Often known as the ‘Most Famous Fighter Station’ in the World’, Biggin Hill has a rich and virtually unknown history behind the scenes.
With the Wireless Testing Park established at Biggin Hill in 1917 the RAF Wireless Experimental Establishment was consolidated there on the formation of the RAF in 1918. Developmental work continued on wireless telephony and Radio Direction Finding (RDF) – resulting, among many other things, in the first air to air telephony and a radio guided flight to Paris above cloud cover.
With the first hint of RADAR not appearing until 1935, the acoustic detection of aircraft was the only possible means by which the new threat of the aircraft could be met. The ‘Biggin Hill System’ of acoustic discs was expanded to a giant network on the south coast and with it developed a command and control system which, some years later, would form the core of Dowding’s defence.
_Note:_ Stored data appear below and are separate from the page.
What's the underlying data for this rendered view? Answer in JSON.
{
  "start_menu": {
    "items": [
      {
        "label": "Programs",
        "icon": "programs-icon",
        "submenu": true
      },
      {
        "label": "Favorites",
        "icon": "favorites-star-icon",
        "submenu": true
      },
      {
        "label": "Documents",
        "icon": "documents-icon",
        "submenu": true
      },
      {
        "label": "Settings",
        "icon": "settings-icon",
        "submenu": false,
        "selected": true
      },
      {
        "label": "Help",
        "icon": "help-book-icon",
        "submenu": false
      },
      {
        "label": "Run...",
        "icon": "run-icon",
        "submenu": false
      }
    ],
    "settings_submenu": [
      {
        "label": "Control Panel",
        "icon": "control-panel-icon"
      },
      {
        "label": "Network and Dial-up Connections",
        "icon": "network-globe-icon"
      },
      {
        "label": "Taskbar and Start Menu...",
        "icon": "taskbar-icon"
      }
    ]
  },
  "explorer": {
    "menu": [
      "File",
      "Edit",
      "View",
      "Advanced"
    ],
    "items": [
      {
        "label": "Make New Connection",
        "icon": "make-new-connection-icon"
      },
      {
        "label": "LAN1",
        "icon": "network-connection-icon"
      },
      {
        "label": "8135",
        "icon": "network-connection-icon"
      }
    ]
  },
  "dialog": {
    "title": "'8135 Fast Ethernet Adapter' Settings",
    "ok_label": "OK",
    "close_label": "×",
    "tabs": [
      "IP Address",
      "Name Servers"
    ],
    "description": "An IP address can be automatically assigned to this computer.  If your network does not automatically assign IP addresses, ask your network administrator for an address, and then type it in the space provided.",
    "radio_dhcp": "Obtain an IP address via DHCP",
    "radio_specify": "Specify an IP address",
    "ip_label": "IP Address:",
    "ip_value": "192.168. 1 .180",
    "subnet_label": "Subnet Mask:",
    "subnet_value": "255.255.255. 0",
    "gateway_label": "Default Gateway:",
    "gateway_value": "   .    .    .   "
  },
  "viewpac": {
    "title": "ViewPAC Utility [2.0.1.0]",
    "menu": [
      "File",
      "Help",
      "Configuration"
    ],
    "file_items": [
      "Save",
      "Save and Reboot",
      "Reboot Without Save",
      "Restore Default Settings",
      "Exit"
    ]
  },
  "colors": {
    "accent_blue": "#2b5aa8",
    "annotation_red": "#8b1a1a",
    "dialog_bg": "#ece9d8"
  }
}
In 1936 the ‘Biggin Hill Experiments’ created the model by which the RAF so effectively intercepted the Luftwaffe in 1940.
Whilst at the Air Defence Experimental Establishment (ADEE) an accurate means by which searchlights and anti-aircraft guns could be brought to bear on enemy aircraft, particularly during the Blitz, came to fruition.
More than just a Fighter Station, for the first time, the full extent of RAF Biggin Hill’s contribution to Allied campaigns can finally be revealed.